Eureka! Greeks discover recipe for perfect chips
Scientists have worked out six equations to prove that the perfect potato chip should be cooked for a minute in the microwave before it is plunged into a fryer of refined oil at an averagely hot temperature.
The team of scientists, led by Mazda Krokida at the National Technical University of Athens, in Greece, has shown that many people are still using the wrong method to cook their chips.
The equations describe the physical and chemical changes that occur when a batch of raw potato chips is plunged into a commercial deep-fat fryer.
Three of them concern moisture loss, a subject dear to the chip connoisseur because the perfect chip is neither too wet nor too dry. The other three are concern the fat absorption, equally dear to the connoisseur gazing into a mirror (who, like the best chips, would ideally be neither too thin nor too fat).
According to New Scientist magazine, which reports the work today, two of the equations deserve special attention.

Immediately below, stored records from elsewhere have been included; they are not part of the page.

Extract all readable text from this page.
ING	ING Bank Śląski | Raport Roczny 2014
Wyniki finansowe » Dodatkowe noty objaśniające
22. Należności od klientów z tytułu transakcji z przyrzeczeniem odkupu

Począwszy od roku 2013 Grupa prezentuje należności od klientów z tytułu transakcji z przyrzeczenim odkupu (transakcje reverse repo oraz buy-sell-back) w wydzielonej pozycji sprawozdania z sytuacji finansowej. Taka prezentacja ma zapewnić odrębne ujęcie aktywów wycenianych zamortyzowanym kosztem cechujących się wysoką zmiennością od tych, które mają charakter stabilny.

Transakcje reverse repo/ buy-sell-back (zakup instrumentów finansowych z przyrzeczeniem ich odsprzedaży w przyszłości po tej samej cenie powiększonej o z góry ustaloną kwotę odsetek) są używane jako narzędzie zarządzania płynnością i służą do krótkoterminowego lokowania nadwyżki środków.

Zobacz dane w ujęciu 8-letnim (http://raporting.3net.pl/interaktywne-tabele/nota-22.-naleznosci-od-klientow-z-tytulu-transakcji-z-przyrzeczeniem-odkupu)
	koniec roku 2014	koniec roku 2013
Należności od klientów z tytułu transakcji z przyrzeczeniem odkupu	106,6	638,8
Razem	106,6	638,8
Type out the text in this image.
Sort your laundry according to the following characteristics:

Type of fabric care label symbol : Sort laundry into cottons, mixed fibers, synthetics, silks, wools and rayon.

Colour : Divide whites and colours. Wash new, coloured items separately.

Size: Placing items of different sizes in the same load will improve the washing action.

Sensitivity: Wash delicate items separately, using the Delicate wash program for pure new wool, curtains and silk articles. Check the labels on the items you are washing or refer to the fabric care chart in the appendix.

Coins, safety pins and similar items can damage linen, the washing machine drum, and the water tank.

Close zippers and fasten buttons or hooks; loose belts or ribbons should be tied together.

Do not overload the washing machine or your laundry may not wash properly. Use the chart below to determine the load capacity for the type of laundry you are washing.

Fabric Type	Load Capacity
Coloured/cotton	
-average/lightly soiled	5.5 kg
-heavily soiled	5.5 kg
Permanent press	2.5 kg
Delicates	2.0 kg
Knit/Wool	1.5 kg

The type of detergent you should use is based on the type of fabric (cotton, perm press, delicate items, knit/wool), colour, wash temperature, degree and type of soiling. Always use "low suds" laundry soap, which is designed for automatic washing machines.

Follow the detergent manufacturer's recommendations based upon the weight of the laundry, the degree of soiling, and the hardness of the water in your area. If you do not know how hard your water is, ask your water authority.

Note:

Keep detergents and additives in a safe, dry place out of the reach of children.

The first says the final moisture content after cooking depends principally on the starting moisture content, which decreases exponentially with time and temperature.
The second says that the fat content of the cooked chip also depends on the initial content and that the exponential relationship between fat uptake and temperature means that the ideal temperature is not too high. In simple terms, the equations make two main points; a fatter chip, which contains more moisture, takes longer to cook but heating up the oil - to make it cook faster - results in more fat being absorbed.
By cooking the raw potato chip in a microwave for a minute first, to drive off moisture, the chips can be cooked at the medium temperature that prevents too much fat uptake.
Dr Krokida and her team, who spent a year studying what affected a chip's final composition, told the magazine: "The main reason for doing this is for health reasons, to find ways of reducing the oil content of chips." But she added that there was no equation for the ideal thickness of chips which "should be a matter of taste".
A spokesman for McDonald's said it fried potatoes cut to length for three minutes in high-temperature fryers: "We haven't heard of this method. But we're serving about 2.5 million customers a day in Britain and most of them have fries. And they seem happy."